Introduction to Aquila DB
Overview
Aquila DB is a neural search engine designed for efficient information retrieval. By indexing latent vectors created by machine learning models alongside JSON metadata, Aquila DB provides a robust k-nearest neighbors (k-NN) retrieval system. This tool is not only easy to set up but also language-agnostic, allowing seamless integration into machine learning applications. Although still in its alpha phase, Aquila DB is already utilized in production to enhance semantic search capabilities.
Intended Users
Aquila DB is especially useful for data scientists and machine learning engineers handling large amounts of data. It is ideal for projects needing to store data and retrieve similar items based on feature vectors. While it excels in managing images and related metadata, it is crucial to note that it is not designed as a document database.
Technological Integration
At the heart of the Aquila Network, Aquila DB is pivotal in powering search functionalities. The system is built to facilitate neural information retrieval applications with minimal additional dependencies. Users interested in the technical workings can explore the corresponding whitepapers and technical specifications, which outline the open, decentralized, and fair design principles of the Aquila Network.
Installation
Aquila DB can be conveniently installed on Debian systems or using Docker. For Debian, a simple script from the repository is available, while Docker users can build and run images designed for either lite deployment or handling big data. The Docker installation requires Docker to be pre-installed.
Client SDKs
To further simplify communication between Aquila DB and user applications, several client libraries are in development. These libraries, available for Python and Node.js, provide a layer of abstraction, enabling easier integration into various projects.
Setting Up Client Authentication
To authenticate clients, users might need access to a private key used by Aquila DB. This key is stored in the /ossl/
directory within the Aquila DB Docker container. Users can copy keys from a running Docker instance to the host machine or generate keys and mount them into the container if necessary.

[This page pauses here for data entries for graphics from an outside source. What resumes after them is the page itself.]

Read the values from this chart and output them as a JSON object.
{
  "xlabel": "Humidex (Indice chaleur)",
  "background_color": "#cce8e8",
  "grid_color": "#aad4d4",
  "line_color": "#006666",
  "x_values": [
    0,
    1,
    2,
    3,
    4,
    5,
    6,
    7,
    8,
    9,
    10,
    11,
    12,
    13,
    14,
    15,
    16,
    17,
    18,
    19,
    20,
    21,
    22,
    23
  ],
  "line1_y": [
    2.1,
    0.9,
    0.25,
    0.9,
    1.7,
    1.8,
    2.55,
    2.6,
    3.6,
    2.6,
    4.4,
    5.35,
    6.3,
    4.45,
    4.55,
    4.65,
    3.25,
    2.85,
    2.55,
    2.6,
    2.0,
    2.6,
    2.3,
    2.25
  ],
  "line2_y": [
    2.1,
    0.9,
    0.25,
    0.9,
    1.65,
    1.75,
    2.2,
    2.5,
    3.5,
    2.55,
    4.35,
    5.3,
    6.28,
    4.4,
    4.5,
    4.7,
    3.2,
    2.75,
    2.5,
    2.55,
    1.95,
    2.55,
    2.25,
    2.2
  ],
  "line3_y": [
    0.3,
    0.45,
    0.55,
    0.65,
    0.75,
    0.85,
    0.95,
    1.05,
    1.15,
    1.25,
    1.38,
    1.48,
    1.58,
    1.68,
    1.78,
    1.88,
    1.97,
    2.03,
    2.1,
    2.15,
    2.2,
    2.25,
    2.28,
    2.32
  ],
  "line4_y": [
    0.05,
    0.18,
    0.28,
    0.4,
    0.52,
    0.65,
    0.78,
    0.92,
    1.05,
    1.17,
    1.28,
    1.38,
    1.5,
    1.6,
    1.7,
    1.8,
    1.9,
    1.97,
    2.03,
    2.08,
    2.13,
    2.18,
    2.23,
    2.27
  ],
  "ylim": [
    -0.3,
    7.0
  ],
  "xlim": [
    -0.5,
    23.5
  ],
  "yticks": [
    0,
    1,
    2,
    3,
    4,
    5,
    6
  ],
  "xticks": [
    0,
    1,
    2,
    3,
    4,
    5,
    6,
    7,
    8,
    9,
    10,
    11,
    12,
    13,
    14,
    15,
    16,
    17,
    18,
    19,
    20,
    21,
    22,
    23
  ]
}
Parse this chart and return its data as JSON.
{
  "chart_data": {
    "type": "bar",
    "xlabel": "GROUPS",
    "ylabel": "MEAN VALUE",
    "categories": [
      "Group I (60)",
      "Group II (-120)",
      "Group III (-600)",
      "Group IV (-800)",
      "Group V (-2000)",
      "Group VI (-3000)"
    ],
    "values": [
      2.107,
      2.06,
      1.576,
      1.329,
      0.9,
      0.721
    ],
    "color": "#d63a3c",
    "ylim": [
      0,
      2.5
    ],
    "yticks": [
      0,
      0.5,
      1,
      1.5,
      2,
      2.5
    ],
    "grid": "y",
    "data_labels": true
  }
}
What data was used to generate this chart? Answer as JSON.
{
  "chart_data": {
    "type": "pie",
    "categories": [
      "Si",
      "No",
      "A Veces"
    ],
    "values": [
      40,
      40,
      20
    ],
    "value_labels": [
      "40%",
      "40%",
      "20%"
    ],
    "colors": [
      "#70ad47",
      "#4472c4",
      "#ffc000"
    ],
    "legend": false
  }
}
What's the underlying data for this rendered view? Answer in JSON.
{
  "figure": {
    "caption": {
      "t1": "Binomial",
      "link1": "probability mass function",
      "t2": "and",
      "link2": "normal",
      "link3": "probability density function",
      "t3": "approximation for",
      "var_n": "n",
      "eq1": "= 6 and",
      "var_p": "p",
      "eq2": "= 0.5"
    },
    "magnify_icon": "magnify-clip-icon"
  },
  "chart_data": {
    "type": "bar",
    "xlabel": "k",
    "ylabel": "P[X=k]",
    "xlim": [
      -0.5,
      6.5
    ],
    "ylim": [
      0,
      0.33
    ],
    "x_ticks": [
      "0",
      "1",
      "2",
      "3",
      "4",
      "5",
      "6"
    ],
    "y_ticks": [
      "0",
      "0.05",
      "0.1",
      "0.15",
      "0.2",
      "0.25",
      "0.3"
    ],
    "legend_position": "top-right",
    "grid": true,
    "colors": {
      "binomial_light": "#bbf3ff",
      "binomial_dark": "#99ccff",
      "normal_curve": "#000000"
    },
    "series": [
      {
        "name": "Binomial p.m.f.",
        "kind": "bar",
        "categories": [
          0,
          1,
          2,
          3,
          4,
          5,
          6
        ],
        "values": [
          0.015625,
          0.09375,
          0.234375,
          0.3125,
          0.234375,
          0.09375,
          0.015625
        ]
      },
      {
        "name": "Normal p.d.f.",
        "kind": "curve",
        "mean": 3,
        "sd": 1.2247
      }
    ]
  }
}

Project Progress and Contributions
Aquila DB is under continuous development with frequent production releases. It can be deployed as a standalone database or as part of the Aquila Network peer-to-peer layer, which is still evolving. Users need to deploy their custom models for vector embeddings until further developments are completed. Anyone interested in supporting and contributing to the project can find detailed documentation to get started immediately.
Learning Resources
To facilitate learning, Aquila DB offers various learning resources, including slides and a video introduction to neural information retrieval. These resources aim to onboard users into the world of neural search and help them start building applications around it. Key topics include embeddings and autoencoders, fundamental to creating semantic vectors used in neural information retrieval.
Sponsorship and Citation
The project is open to sponsors, with contact details provided for interested parties. Additionally, users who apply Aquila DB in academic works are encouraged to cite it, with citation formats available for reference.
License
Aquila DB is released under the Apache License 2.0, ensuring that it remains free to use, modify, and distribute.
Aquila DB stands out by its simplicity, flexibility, and focus on enabling advanced search capabilities within machine learning spaces.